34. İstanbul Tüyap Kitap Fuarı

 Merhaba kitap severler, açtığım ilk konuyla karşınızdayım. Daha blog konusunda çok yeni olduğum için yaptığım acemilikler için şimdiden kusura bakmayın. Umuyorum ki kısa sürede bu durumu aşacağım :) .

 Gelelim asıl konumuza. Kitap okumayı sevsin sevmesin çoğu kişi Tüyap Kitap Fuarları'nı, özellikle İstanbul'da yapılan fuarı bilir. Her kitap kurdu için heyecanla beklenen fuar yarın bitiyor ama benim için alış veriş tamamlandı gibi bir şey. Ben de sizlerle aldıklarımı paylaşmak istedim; yalnız şöyle bir sorun var ki bazı kitapları bir arkadaşım saklasın diye verdim. Toplamda 35 kitap aldığım için hepsini eve sokmaya çalıştığım an evden kovardı bizimkiler :D. Yani bazı kitapların tarafımdan çekilmiş fotoğrafları yok ne yazık ki :( . Onları da şimdilik internetteki fotoğraflarını paylaşmak zorundayım. 

 Benim için en güzel geçen fuar bu seneki fuar oldu çünkü 3 gün gittim. Ve elim baya dolu döndüm. Kimisinden memnun kaldım, kimisi beni acayip kızdırdı. Bakalım neler almışım: 

 Pazartesi:

 + En sevdiğim gün, çünkü Tüyap'ın en boş olduğu gün. Okullardan gelen kişi sayısı fazla değil ve çoğu kişi işlerine gidiyor. Normalde daha fazla kalırdım o gün ama benim okulun en yoğun günü pazartesi olduğu için girdiğim gibi çıkmak zorunda kaldım. Ancak bir yayın evine uğrayabildim; yani bir nevi bir arkadaşa bakıp çıkacağım durumunu yaşadım.

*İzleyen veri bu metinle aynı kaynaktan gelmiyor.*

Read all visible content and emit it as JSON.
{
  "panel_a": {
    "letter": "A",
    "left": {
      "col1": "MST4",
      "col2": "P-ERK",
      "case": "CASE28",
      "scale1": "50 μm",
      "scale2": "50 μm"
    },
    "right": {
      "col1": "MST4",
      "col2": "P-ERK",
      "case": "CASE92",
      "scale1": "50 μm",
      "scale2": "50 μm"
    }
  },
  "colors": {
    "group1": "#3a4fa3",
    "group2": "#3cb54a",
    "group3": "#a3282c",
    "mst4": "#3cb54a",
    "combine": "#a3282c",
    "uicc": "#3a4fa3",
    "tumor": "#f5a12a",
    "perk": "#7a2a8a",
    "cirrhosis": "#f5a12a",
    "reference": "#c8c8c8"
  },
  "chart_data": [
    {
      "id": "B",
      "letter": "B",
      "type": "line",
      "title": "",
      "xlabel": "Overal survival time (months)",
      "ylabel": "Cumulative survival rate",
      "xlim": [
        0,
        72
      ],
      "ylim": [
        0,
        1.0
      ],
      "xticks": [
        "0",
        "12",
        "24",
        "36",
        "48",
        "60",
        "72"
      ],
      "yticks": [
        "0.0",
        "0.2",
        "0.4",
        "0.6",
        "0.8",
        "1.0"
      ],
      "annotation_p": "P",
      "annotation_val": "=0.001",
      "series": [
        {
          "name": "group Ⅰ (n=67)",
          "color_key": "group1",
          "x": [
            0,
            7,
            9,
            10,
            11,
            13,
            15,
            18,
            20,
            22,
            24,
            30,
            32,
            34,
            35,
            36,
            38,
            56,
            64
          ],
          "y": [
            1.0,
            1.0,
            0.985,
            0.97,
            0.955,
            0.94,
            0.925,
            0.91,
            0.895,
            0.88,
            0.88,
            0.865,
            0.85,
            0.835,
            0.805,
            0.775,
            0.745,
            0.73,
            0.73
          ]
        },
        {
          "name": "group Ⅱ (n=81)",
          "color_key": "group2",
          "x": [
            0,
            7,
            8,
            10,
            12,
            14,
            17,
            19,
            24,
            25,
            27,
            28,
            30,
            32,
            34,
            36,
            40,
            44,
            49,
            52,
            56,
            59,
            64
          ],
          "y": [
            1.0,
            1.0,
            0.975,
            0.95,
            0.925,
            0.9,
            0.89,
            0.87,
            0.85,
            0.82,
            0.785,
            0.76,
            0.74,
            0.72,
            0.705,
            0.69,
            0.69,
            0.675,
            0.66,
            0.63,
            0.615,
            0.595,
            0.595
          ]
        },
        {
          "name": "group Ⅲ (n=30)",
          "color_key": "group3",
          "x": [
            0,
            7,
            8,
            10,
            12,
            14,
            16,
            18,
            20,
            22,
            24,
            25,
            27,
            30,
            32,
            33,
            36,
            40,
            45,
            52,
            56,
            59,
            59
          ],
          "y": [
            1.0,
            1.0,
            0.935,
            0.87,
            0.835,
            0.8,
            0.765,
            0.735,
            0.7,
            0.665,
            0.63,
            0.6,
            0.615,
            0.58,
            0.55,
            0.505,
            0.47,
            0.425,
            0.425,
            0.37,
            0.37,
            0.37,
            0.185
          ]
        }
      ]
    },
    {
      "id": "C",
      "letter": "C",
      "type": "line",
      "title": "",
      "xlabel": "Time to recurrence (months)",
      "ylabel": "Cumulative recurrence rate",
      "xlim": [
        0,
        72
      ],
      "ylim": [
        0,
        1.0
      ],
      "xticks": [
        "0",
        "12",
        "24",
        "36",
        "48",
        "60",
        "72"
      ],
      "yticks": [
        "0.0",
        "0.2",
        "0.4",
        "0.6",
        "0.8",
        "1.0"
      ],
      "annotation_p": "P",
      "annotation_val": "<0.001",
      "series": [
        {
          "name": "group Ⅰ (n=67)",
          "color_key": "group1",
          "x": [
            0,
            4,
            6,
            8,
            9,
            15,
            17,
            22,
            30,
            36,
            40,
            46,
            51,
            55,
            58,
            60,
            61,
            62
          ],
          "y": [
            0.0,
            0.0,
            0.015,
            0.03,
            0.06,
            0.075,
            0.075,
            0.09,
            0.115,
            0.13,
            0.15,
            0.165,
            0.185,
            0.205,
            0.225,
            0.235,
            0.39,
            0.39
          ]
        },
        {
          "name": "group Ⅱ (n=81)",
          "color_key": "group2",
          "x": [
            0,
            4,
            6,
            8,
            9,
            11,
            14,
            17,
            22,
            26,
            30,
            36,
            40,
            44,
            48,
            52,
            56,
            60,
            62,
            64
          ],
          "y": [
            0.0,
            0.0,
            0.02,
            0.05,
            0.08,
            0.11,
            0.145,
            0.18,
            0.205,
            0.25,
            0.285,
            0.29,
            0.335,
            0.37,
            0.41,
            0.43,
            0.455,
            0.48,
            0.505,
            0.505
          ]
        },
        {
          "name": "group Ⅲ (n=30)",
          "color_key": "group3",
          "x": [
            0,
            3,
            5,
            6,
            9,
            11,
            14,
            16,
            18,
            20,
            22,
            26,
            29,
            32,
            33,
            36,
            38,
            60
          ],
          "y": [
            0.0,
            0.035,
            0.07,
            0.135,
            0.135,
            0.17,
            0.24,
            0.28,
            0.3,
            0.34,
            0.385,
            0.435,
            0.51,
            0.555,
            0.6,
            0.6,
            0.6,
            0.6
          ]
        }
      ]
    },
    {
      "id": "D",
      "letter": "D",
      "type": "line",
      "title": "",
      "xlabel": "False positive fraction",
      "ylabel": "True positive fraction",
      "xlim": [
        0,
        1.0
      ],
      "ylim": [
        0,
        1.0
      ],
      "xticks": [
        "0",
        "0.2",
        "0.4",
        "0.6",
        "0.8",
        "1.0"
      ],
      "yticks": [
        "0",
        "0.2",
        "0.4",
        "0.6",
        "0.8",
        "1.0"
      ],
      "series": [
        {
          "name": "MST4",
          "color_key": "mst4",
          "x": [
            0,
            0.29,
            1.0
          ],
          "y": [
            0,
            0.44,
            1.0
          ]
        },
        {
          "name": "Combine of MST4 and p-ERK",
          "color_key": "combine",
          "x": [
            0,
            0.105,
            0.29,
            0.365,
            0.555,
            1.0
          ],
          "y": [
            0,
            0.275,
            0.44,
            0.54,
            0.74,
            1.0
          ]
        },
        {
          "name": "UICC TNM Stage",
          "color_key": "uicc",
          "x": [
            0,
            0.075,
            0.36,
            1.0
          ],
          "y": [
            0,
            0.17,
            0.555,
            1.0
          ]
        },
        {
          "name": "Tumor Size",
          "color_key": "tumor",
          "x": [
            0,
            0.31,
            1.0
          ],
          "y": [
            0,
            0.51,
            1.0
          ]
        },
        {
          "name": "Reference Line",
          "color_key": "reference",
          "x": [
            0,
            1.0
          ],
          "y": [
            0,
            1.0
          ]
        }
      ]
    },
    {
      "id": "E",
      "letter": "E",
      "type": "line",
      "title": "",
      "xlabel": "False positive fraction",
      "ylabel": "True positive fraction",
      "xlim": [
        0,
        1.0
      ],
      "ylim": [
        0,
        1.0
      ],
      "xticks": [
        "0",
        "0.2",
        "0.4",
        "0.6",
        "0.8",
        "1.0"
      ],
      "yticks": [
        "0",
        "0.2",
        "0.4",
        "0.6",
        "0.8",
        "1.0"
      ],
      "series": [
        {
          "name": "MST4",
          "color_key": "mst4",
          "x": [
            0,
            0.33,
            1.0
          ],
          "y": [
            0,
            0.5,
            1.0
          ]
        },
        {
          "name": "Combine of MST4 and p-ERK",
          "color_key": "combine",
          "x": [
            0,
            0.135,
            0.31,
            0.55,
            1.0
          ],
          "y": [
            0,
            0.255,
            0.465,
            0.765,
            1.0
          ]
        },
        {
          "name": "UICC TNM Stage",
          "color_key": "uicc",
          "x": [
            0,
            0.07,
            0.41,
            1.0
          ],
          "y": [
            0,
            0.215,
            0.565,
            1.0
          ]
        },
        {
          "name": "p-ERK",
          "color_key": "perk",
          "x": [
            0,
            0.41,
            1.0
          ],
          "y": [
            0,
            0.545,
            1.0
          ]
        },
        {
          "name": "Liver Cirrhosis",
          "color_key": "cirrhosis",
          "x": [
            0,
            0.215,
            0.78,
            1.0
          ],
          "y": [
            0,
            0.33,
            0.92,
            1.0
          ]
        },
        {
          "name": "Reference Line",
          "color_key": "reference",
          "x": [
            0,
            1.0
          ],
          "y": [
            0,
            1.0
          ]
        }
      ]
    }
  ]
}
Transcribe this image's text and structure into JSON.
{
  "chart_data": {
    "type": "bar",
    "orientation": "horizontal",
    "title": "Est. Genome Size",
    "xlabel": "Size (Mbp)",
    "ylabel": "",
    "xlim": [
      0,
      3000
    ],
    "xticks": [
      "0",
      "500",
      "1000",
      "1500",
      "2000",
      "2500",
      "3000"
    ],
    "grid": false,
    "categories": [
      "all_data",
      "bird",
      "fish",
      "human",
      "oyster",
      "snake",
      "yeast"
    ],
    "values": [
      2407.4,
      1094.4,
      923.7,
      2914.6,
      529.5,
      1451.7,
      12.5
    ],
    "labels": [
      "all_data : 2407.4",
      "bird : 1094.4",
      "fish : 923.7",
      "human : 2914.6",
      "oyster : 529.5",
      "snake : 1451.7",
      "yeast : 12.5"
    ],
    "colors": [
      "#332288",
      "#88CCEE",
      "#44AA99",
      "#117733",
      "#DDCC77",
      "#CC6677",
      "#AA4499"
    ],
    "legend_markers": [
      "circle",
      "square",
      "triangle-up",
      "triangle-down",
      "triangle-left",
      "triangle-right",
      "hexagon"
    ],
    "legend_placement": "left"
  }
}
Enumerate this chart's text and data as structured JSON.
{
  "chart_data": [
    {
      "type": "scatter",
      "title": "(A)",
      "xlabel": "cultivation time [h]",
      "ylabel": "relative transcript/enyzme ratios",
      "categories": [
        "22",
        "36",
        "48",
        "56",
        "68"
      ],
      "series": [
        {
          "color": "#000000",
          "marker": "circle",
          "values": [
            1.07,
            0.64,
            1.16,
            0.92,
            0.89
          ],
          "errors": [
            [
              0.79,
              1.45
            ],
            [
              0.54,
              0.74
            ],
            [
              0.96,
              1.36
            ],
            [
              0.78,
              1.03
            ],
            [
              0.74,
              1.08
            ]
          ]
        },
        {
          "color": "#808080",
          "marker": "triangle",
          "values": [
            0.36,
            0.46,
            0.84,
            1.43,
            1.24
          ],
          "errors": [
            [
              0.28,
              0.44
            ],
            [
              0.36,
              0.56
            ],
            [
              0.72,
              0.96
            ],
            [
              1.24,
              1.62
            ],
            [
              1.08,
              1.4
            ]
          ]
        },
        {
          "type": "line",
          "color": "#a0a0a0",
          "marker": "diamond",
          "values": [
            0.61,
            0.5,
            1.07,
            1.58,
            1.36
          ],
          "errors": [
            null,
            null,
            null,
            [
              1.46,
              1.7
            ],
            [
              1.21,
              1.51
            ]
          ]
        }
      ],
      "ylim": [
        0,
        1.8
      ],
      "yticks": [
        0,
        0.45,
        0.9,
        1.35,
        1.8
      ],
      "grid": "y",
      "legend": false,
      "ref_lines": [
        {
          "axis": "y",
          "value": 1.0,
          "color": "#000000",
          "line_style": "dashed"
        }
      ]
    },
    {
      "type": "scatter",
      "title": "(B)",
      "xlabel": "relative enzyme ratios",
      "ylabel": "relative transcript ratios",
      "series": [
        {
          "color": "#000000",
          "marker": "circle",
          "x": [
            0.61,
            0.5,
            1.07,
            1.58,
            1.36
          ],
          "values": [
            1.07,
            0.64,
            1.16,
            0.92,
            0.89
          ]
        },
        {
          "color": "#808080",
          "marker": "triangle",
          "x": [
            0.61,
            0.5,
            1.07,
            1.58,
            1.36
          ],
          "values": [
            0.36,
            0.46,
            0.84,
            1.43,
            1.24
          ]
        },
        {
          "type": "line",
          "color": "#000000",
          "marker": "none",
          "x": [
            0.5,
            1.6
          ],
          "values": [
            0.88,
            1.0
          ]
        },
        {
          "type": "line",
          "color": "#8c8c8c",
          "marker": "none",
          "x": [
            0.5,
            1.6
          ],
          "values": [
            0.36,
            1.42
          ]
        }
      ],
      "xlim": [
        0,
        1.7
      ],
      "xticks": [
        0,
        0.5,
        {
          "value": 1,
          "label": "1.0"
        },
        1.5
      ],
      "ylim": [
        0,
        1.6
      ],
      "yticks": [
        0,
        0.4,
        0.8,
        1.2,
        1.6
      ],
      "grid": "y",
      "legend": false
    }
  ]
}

  •   Uğradığım yayın evi Ephesus Yayınları idi. Ephesus Yayınları zaten çok sevdiğim bir yayın eviydi -seçtikleri yazarlar olsun, ciltli kapağa rağmen uygun fiyatı olsun, okuyucuların sorularını cevaplama ve isteklerini yerine getirmeye çalışmaları- o günden sonra favorim oldu.
 + Ephesus çalışanları beni geçen seneki CNR Kitap Fuarı'ndan hatırlıyorlar. Çünkü onlardan kitap almak istememe rağmen hangisini alacağım diye baya kafam karışmıştı ve o standta yarım dakika bunun mücadelesini vermiştim :D Neyse ki bu sene ne alacağımı kafamda oturtmuştum. Kitaplarda %30 indirim vardı ve sağ olsunlar aldıklarıma 10 tl daha indirim yaptılar. İşte aldıklarım:






 + Bir historical hayranı olarak ve çıktığı günden beri istek listemde olan Freya Mclowell'ın Lordum kitabını almış bulunmaktayım. Aynı zamanda yazar bir Türk yazar.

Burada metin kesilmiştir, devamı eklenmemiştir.